E Vedder conseguiu. Sua iteligência está em extrair de dois cantores nos quais sempre se guiou, Neil Young e Bob Dylan, lições musicais diferentes das que utiliza no Pearl Jam, também a partir destes dois mestres do folk. Into The Wild traz onze faixas curtas que transitam com desenvoltura entre o pop radiofônico e a melancolia, com um pé fincado no interior poeirento.

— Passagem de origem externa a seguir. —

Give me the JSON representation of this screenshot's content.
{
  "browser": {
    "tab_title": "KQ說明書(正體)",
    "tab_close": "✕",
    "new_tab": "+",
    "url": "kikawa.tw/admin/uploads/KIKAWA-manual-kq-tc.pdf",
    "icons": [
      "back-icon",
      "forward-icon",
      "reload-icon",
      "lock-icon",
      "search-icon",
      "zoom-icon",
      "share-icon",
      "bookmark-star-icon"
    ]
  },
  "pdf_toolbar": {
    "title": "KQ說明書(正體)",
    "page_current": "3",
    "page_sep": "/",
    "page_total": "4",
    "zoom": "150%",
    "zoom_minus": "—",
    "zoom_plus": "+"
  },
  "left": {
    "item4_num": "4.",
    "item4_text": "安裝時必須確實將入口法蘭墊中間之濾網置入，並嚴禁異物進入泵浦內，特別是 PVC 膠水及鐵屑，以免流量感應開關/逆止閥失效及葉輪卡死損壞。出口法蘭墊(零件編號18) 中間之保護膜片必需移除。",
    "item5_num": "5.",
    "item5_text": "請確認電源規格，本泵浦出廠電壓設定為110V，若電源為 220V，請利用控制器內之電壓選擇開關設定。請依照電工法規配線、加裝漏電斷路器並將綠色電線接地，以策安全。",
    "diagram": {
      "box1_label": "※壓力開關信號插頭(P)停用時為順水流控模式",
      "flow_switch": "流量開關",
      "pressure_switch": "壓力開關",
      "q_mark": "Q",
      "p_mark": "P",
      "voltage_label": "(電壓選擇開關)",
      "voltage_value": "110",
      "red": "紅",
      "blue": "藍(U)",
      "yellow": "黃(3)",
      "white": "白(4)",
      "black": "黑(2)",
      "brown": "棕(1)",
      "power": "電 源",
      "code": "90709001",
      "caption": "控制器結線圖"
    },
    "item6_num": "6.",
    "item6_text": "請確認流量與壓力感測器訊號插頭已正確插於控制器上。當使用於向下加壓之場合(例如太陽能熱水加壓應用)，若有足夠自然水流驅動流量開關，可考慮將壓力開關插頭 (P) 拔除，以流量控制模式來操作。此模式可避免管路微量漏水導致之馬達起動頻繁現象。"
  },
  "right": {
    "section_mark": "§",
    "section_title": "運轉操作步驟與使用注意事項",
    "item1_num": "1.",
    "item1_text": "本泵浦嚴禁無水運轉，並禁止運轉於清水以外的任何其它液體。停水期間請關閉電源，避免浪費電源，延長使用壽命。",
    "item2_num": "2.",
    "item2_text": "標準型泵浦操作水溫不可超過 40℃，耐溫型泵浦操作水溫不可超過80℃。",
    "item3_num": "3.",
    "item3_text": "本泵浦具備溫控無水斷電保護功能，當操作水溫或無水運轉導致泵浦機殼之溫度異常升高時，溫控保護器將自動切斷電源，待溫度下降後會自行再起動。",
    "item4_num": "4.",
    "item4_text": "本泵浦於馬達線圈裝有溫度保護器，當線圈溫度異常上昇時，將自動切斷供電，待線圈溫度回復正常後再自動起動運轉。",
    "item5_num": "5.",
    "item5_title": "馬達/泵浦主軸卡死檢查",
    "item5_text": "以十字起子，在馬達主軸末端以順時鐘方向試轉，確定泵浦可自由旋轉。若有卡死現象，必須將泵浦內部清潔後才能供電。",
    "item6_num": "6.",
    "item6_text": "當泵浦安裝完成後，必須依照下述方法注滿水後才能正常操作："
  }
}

O destaque é o single “Hard Sun”, belíssimo duelo de vilões e guitarras com o backing vocal da Sleater-Kinney Corin Tucker.

Curiosamente, e talvez sem querer, o elo com a banda que o projetou está em algumas letras, como a de “Society”: society / crazy indeed / hope you’re not lonely / withouth me. Ou em “Long Nights”: I’ve got this life / I’ll be around to grow / who I was before / I cannot recall. Mais do que a trilha de um longa, o despojamento deste disco mostra a maturidade que os anos conferiram a Eddie Vedder. Sem nada a provar, fez belíssimas canções – no sentido estrito da palavra.